Fear of a cattle supply glut this autumn is receding.
That said, the processors are very price-conscious, and anxious to pull back a bit from the current price level.
But it will be challenging for processors to cut prices if the current market trends continue, which are keeping supply and demand in balance.
Quoted base prices for both steers and heifers are unchanged this week.
The steers are at 400-405 cents/kg, and there are indications that a bit more of the supply is making the higher end of the price range.
Heifers are steady at a premium of 10 cents/kg over steer prices, in a 410-415 cents/kg range.
There are isolated reports of some finishers getting a few cents more, particularly for better quality heifers, but it is not very freely available, with the processors very wary of conceding anything that would be perceived as a rise in prices.
Nor is there any change in prices on offer for cows, although there are reports of more interest from processors in cows.
Quotes for O/P-grade cows are ranging from 300 to 340 cents/kg, and up to 360 cents/kg is on offer for R-grade.
The supply to factories remains tight, at just under 31,900 last week, slightly increased from the previous week.
In Britain, the beef trade remained steady over the past week, with good demand and relatively tight supplies of finished cattle,
Prices increased again, with R4L-grade steers averaging equivalent to 455 cent/kg (with the euro at 89p, and VAT included).
In France, the market is reported to have weakened, with beef cattle prices easing.
Trading remains best for domestically produced cattle.
In contrast, the market in Italy has been showing some improvement on the back of higher consumption due to the start of the busy tourist season, with demand increasing for hindquarter cuts.
Lamb prices trail 2016 levels after latest cuts
It has been another difficult week for sheep farmers after prices were hit again, with a cut of as much as 30 cents/kg leaving prices behind where they were a year ago.

Most of the processors have reduced their quoted prices for this week to a base of 500 cents/kg, ranging as high as 515 cents/kg, plus the usual bonus payments for quality of up to 10 cents/kg.
Processors point to the weakness of the market in France, where consumption has dropped, putting pressure on the trade, and to the supply of lambs increasing.
In the marts, there was also a quieter tone to the trade on Monday, with prices easing as much as €8/head, after numbers increased, and demand did not match that of recent weeks.
There were 620 head on offer Monday at Corrin Mart, where the trade was back from last week.
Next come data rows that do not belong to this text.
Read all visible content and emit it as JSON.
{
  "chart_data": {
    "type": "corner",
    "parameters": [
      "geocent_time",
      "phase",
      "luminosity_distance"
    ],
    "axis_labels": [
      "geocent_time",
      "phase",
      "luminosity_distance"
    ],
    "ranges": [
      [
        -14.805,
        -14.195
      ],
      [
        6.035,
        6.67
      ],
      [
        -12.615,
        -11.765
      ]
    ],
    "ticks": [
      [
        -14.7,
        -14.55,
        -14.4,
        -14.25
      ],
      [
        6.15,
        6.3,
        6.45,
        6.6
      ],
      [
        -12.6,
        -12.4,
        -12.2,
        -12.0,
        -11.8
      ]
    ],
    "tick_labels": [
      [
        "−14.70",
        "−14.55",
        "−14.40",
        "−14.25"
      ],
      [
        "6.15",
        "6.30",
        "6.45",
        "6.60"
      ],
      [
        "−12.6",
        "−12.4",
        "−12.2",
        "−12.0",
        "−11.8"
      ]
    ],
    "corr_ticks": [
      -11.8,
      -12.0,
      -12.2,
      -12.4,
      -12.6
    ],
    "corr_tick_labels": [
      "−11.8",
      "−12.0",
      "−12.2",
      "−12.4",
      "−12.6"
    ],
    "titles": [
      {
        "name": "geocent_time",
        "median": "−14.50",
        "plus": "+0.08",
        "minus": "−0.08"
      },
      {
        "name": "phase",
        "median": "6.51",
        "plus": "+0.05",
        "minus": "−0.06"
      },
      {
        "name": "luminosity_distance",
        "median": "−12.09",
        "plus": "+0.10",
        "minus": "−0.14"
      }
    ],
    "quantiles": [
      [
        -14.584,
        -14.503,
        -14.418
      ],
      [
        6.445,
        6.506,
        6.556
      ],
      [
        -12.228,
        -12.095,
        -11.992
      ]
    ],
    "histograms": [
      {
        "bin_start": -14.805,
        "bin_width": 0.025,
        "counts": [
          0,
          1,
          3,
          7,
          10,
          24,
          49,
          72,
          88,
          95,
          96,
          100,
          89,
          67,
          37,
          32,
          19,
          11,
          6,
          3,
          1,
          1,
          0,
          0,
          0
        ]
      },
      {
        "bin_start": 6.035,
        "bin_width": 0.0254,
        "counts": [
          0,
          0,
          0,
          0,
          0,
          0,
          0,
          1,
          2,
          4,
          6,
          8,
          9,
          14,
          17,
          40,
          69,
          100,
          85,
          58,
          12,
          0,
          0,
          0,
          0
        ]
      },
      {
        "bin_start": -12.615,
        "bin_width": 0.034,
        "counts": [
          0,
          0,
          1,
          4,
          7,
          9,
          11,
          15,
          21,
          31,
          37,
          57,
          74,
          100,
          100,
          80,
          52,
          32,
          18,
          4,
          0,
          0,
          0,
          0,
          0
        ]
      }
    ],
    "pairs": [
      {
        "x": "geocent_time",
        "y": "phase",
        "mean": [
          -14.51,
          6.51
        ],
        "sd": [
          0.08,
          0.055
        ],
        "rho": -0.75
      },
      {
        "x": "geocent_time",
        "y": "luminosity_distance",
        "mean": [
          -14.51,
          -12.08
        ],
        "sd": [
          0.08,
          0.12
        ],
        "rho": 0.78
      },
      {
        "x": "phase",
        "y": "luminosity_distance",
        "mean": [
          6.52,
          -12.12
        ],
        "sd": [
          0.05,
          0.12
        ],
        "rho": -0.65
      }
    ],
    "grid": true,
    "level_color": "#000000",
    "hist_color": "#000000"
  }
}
The butchers’ lambs sold for up to €73 over, and ranged back to €55 over. The prices for factory lambs peaked at €64 over and ranged back to €40 over.
There was an entry of 750 head on Monday at Kilkenny Mart, where the prices were back by €3-€8/head. Butchers’ lambs sold for up to €66 over and the factory lots peaked at €60 over.
In Britain, there was little change in the trade last week. Lambs were making the equivalent of around 516 cents/kg. Supplies for the year to date remain strong, up 7% compared to the same period in 2016.
Between January and May 2017, the UK’s imports were back 14% compared to the corresponding period last year, due to the weaker sterling and lower supplies from New Zealand.
Pig price trend positive for farms
Pig farmers have welcomed a positive week of demand from all processors forcing the trade to continue a slow upward price trend.

According to IFA, no official price rises were reported, but prices reported by the Department of Agriculture showed an increase of 4c/kg in July. Farmers say prices range from €1.72 to €1.76/kg for the majority of pigs this week, and strong demand from processors for the last few loads of pigs to fill their weekly demand resulted in stronger spot prices, of up to €1.80.
IFA welcomed the EU-Japan trade agreement which will see reduced tariffs from 2018 onwards on all EU pigmeat going into Japan.
According to analysts at Rabobank, EU pigmeat exports are slowing due to strong prices, with tight supply and firm demand maintaining upward price pressure and starting to challenge exporters.
The Rabobank experts predict a 2% pork production in 2017 in China, the main pigmeat import market.
The longer term OECD-FAO forecasts have global pig meat production increasing 10% between 2016 and 2026, including 12% in China.